There are a few different ways to approach the problem of authorization. One is with an access delegation algorithm like OAuth, which essentially plumbs the authorization process through the agentic system. The user enters login credentials into OAuth, and the agentic system uses OAuth to log into protected resources, but the agentic system never has direct access to the user’s passwords.
In the other approach, the user logs into a secure session on a server, and the server has its own login credentials on protected resources. Permissions allow the user to select from a variety of authorization strategies and algorithms for implementing those strategies.
Memory and traces
Short-term memory
LLMs are next-word prediction engines. What makes them so astoundingly versatile is that their predictions are based on long sequences of words they’ve already seen, known as context. Context is, in itself, a kind of memory. But it’s not the only kind an agentic system needs.
Suppose, again, that an agent is trying to book a restaurant near a movie theater, and from a map tool, it’s retrieved a couple dozen restaurants within a mile radius. It doesn’t want to dump information about all those restaurants into the LLM’s context: All that extraneous information could wreak havoc with next-word probabilities.
Instead, it can store the complete list in short-term memory and retrieve one or two records at a time, based on, say, the user’s price and cuisine preferences and proximity to the theater. If none of those restaurants pans out, the agent can dip back into short-term memory, rather than having to execute another tool call.
Long-term memory
Agents also need to remember their prior interactions with their clients. If last week I told the restaurant booking agent what type of food I like, I don’t want to have to tell it again this week. The same goes for my price tolerance, the sort of ambiance I’m looking for, and so on.
Long-term memory allows the agent to look up what it needs to know about prior conversations with the user. Agents don’t typically create long-term memories themselves, however. Instead, after a session is complete, the whole conversation passes to a separate AI model, which creates new long-term memories or updates existing ones.

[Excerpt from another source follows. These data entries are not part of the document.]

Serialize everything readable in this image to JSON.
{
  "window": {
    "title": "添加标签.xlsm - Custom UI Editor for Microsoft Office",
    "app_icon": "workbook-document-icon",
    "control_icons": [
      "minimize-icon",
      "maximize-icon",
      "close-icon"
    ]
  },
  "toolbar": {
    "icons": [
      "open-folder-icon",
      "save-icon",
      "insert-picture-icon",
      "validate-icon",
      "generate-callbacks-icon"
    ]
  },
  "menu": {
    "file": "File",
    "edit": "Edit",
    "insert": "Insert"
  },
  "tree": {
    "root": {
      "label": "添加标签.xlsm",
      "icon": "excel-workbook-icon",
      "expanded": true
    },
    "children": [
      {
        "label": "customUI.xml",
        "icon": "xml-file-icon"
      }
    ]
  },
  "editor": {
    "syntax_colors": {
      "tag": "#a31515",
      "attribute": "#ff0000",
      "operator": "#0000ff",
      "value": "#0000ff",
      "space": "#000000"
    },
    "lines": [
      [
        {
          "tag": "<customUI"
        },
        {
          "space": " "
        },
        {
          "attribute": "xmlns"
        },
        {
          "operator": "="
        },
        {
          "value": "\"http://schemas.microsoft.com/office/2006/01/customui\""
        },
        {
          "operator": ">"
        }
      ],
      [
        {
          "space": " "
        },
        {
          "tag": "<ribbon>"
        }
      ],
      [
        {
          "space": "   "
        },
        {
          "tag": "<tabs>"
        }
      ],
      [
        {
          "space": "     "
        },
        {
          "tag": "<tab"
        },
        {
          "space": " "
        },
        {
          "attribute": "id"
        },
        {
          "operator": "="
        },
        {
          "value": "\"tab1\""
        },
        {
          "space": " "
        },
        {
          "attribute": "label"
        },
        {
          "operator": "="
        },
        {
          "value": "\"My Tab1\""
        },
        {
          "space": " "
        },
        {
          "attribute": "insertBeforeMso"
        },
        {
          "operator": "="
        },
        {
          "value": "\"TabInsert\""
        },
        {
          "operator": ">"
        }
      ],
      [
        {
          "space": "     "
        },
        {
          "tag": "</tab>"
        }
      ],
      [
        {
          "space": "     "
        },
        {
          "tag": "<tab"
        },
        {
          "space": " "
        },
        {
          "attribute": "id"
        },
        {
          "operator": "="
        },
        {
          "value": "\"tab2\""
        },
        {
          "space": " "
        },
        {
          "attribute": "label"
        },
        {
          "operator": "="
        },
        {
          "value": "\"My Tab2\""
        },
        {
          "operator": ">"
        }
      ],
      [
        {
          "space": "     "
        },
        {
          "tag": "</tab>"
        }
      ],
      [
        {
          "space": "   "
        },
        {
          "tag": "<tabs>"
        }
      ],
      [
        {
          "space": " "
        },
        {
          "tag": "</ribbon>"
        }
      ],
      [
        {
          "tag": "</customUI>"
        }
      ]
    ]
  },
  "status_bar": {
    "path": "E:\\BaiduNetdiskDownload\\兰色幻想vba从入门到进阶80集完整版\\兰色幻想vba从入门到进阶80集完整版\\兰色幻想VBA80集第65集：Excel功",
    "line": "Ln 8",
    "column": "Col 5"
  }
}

Memory creation can involve LLM summarization and “chunking”, in which documents are split into sections grouped according to topic for ease of retrieval during subsequent sessions. Available systems allow the user to select strategies and algorithms for summarization, chunking and other information-extraction techniques.
Observability
Agents are a new kind of software system, and they require new ways to think about observing, monitoring and auditing their behavior. Some of the questions we ask will look familiar: Whether the agents are running fast enough, how much they’re costing, how many tool calls they’re making and whether users are happy. But new questions will arise, too, and we can’t necessarily predict what data we’ll need to answer them.
Observability and tracing tools can provide an end-to-end view of the execution of a session with an agent, breaking down step-by-step which actions were taken and why. For the agent builder, these traces are key to understanding how well agents are working — and provide the data to make them work better.
I hope this explanation has demystified agentic AI enough that you’re willing to try building your own agents!